La vita matrimoniale ha le sue regole e così la verginità


La vita matrimoniale ha le sue regole e così la verginità. S. Paolo, come vero apostolo che merita fiducia, istruisce le varie comunità da lui fondate. È Dio che dà ad ognuno il suo dono: verginità o matrimonio.

Rimanere vergini come lui, è cosa buona se si fa per Dio; se ci si sposa, ci si deve concedere al coniuge ed essere fedeli.

Se ci si astiene dai rapporti coniugali, dev’essere di comune accordo e per tempi determinati, per darsi alla preghiera.

Se ci si separa, non si possono fare nuove nozze, tranne il caso del coniuge non credente (“privilegio paolino”).
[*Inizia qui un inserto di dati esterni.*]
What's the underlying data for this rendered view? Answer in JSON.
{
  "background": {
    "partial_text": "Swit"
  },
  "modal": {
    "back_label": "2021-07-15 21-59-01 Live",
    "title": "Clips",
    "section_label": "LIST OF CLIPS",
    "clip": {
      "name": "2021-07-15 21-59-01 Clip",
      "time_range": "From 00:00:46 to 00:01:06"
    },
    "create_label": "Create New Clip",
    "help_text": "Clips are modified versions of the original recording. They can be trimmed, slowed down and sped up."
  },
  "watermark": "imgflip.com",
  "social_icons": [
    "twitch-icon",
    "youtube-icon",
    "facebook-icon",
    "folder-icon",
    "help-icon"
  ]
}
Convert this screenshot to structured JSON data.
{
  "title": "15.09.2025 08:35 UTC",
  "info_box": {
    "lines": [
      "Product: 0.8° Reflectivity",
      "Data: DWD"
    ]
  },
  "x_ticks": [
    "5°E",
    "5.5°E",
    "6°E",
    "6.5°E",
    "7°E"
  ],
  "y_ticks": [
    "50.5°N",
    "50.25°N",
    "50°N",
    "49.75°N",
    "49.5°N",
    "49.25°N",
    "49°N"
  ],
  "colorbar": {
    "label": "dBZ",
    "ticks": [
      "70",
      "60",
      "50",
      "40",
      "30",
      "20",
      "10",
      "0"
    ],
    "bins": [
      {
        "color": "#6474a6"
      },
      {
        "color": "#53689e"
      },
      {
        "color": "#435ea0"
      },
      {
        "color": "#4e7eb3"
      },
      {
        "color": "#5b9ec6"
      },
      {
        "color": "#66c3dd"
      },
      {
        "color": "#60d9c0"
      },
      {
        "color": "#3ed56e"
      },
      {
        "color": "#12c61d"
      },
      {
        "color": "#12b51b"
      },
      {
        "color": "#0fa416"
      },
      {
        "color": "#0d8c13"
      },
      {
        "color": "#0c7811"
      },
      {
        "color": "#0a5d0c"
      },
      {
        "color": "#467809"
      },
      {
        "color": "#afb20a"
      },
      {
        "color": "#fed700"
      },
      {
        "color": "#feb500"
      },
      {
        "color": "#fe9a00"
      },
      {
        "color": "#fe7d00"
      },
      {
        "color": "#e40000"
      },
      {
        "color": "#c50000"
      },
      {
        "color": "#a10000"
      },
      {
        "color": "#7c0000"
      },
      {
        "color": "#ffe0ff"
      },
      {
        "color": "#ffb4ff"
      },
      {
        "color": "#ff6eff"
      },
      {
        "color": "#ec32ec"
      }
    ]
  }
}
Le due linee principali che segue l’apostolo sono: la santità del coniugio e la brevità del tempo che ci resta, perché “passa la scena di questo mondo” (1Cor 7,31).

Il matrimonio comporta tante tribolazioni e gli sposi cercano di piacersi l’uno all’altro; chi invece, rimane vergine può dedicarsi del tutto al Signore. In fin dei conti, si vive per Dio: sia i vergini che gli sposati.

Gesù rovescia i canoni del mondo e dichiara beati i poveri, gli affamati, gli afflitti; mentre predice guai ai ricchi, ai sazi, ai gaudenti. Inoltre, dice ai discepoli che è meglio ricevere calunnie e condanne dagli uomini, a causa del suo Nome, che battimani come i falsi profeti. Il mondo apprezza ciò che è suo e perseguita gli eletti di Dio.